The opposite wall is closer to the doorway, and the guard smashes into it with a sickening
crack
then drops to the floor. He doesn’t move.

My eVi is working its hardest to hone my attention, directing my diminishing oxygen where it most needs to be, but it’s a pointless endeavor if I can’t
move
. And am floating in the air.

I do the one thing I am able—I study the being, no longer convinced it’s a man at all.

He considers me from beneath the hooded cloak, an expression on his face that would be curiosity if he were human. The air around his hands begins to sparkle in pinpoints of crimson. He cocks his head and mutters more peculiar words, though a tiny corner of my brain observes it sounds vaguely like mangled Greek.

The pressure on my chest abruptly vanishes, and I plummet to the floor. Instantly I’m back on my feet, gasping in a breath and moving forward in the direction of the assailant while re-activating my blade.

He glances at the blade. The crimson flecks of light coalesce into a tapered edge and spring forward.
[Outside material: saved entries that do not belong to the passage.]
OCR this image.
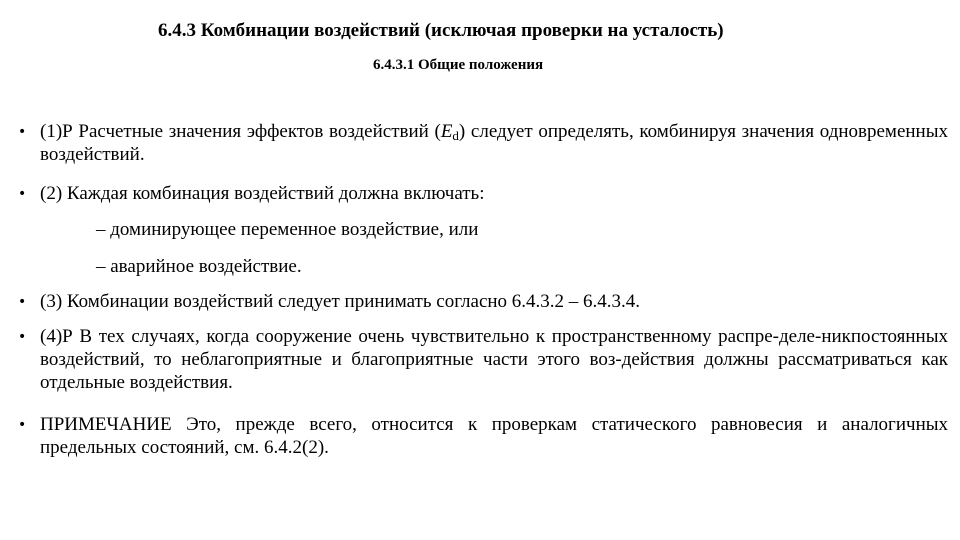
6.4.3 Комбинации воздействий (исключая проверки на усталость)
6.4.3.1 Общие положения
• (1)Р Расчетные значения эффектов воздействий $(E_d)$ следует определять, комбинируя значения одновременных воздействий.
• (2) Каждая комбинация воздействий должна включать:
– доминирующее переменное воздействие, или
– аварийное воздействие.
• (3) Комбинации воздействий следует принимать согласно 6.4.3.2 – 6.4.3.4.
• (4)Р В тех случаях, когда сооружение очень чувствительно к пространственному распре-деле-никпостоянных воздействий, то неблагоприятные и благоприятные части этого воз-действия должны рассматриваться как отдельные воздействия.
• ПРИМЕЧАНИЕ Это, прежде всего, относится к проверкам статического равновесия и аналогичных предельных состояний, см. 6.4.2(2).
I lunge to the right, avoiding a direct hit, and the ethereal weapon slashes through my upper left arm. I try to lift it, but the outer deltoid has been severed, leaving the arm hanging limp at my side.

But the blade is in my right hand. I follow through on my momentum to sweep around then into the side of the assailant. I sense the resistance as the blade penetrates the soft tissue beneath where ribs are on a human.

My head snaps back as his fist connects beneath my chin. I’m flying back again, slamming into the hull of the
Siyane
and collapsing to the floor. Blinding pain scores through my skull before the neural suppressors kick in.

Not a man. No human is that strong.

My vision falters. Boots approach me, blurry and shifting. I raise up on an elbow and shift my grip on the blade hilt.

The kick lands at my ear with the force of a missile. I think I’m screaming, sliding across the smooth floor until my shoulder impacts one of the docking clamps.

Blood seeps out of my ear. Eardrum is ruptured and my upper jaw crushed.

But the assailant lurches unevenly now, because as his boot made contact my blade had sliced across his Achilles tendon. A blood trail forms behind him, and he closes on me more slowly.